Shares of Hewlett Packard Enterprise (NYSE: HPE), Super Micro Computer (NASDAQ: SMCI), and ServiceNow (NYSE: NOW) surged in early premarket trading on Friday after Dell Technologies posted a stunning first-quarter earnings report.
HPE led the sympathy rally with a gain of 21%, while SMCI climbed over 11% and NOW rose more than 6%, triggering high retail interest on the Stocktwits platform.
Hewlett Packard Enterprise and Super Micro are Dell’s primary competitors in servers, storage, networking, and enterprise infrastructure, and both companies target much of the same customer base.
Dell’s fiscal first-quarter revenue jumped 88% to $43.84 billion, easily surpassing analysts’ expectations of $35.74 billion, driven by exceptional demand for its AI-optimized servers.
AI-optimized server sales alone contributed $16.1 billion to Dell’s total revenue, representing more than a third of the company’s quarterly haul and a 757% increase year-over-year.
Dell’s adjusted profit came in at $4.86 per share, sharply exceeding the analyst target of $2.96 per share.
Following the blowout quarter, Dell raised its full-year revenue forecast to a range of $165 billion to $169 billion, up from a prior range of $138 billion to $142 billion.
Dell also lifted its adjusted earnings guidance to $17.90 per share at the midpoint, compared to its previous guidance of $12.90 per share.
ServiceNow’s rally was further supported by news that the company and Indian IT firm Wipro announced an expanded agreement to sell bundled solutions to Wipro’s clients.
Dell and ServiceNow share a longstanding partnership centered on enterprise IT management, cloud operations, cybersecurity workflows, and AI infrastructure management, with Dell integrating parts of its infrastructure and support software with ServiceNow’s platform for large enterprise customers.
Retail sentiment for HPE and SMCI on Stocktwits shifted to “extremely bullish” from “bullish” the previous day, while sentiment for NOW moved to “bullish” from “neutral.”

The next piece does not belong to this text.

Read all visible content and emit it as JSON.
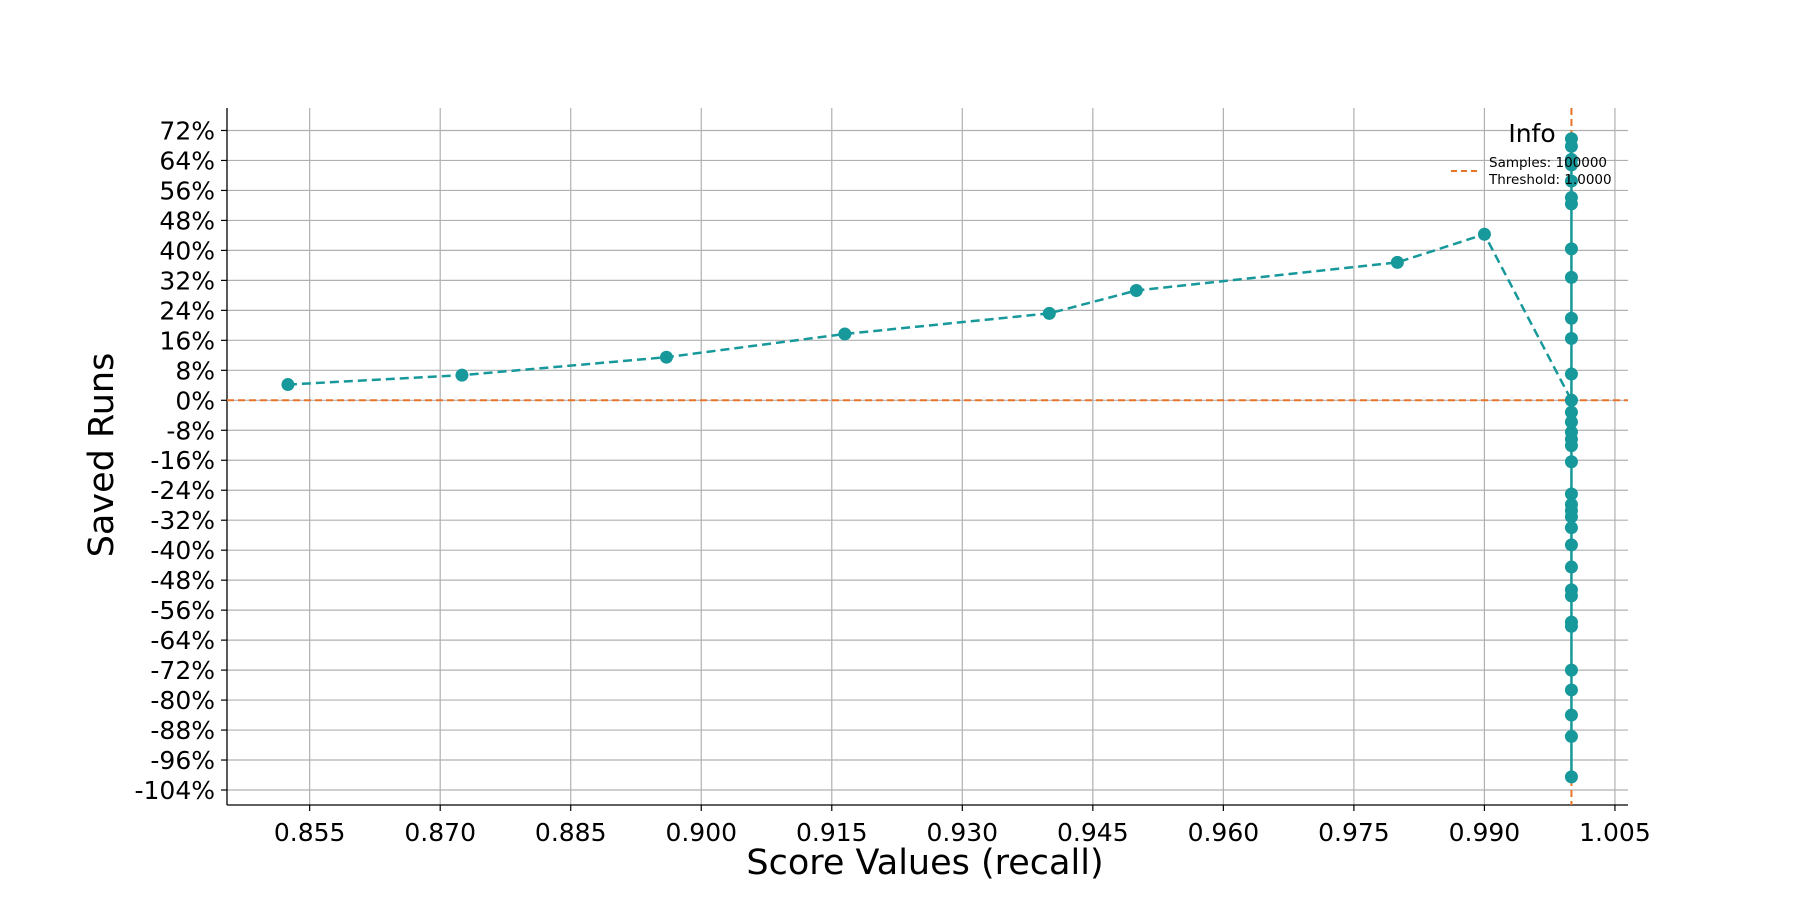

One trader captured the mood around the two server-focused stocks, writing: “Old saying, every dog has its day. That day has come for HPE and SMCI!”
NOW also drew significant attention from retail traders, having rebounded nearly 30% since its earnings report on April 22, with one trader writing: “$NOW is breaking out! Mark my words this will be one of the best performing stocks into the end of the year. Know what you own!”